Dabei handelt es sich um eine sogenannte Man-in-the-Browser-Attacke (MitB). Trusteer-Chef Amit Klein: "Durch die Kombination einer MitB-Attacke mit Social-Engineering-Methoden ist Tatanga in der Lage, die von vielen Banken verwendete Out-of-Band-Authentifizierung zu überlisten.
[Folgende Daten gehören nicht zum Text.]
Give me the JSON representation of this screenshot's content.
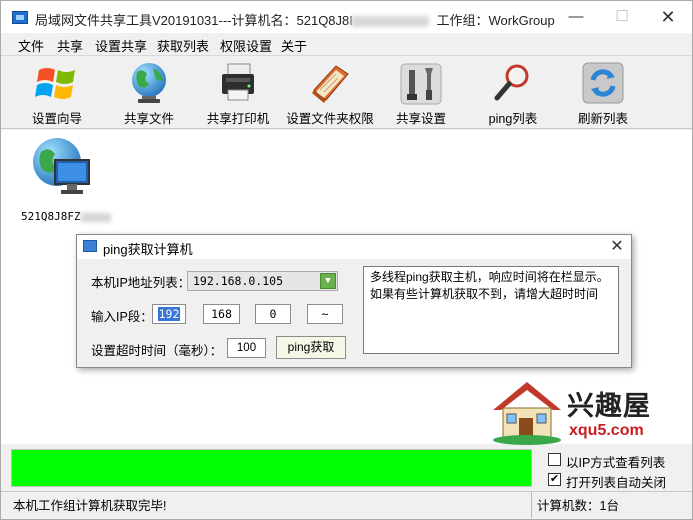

Doch der Trojaner geht noch einen Schritt weiter: Nach dem Diebstahl setzt er eine ausgeklügelte Methode ein, um sämtliche Hinweise auf die betrügerische Transaktion zu verschleiern.“

Charakteristisch für diesen Trojaner sind die mit Rechtschreib- und Grammatikfehlern gespickten Texte. "Sehr geehrter Nutzer von Online-Banking um die Sicherheit zu verbessern, unsere Bank prüft die Aktivierung der Rufnummern fur smsTAN aufgefuhrt", heißt es etwa in dem offensichtlich maschinell ins Deutsche übersetzten Text.
Anwender können eine Infektion mit "Tatanga" verhindern, indem sie Dateien nur von vertrauenswürdigen Webseiten herunterladen. Außerdem: Eine seriöse Bank verlangt nie die Herausgabe von TANs oder Passwörtern für etwaige Testüberweisungen.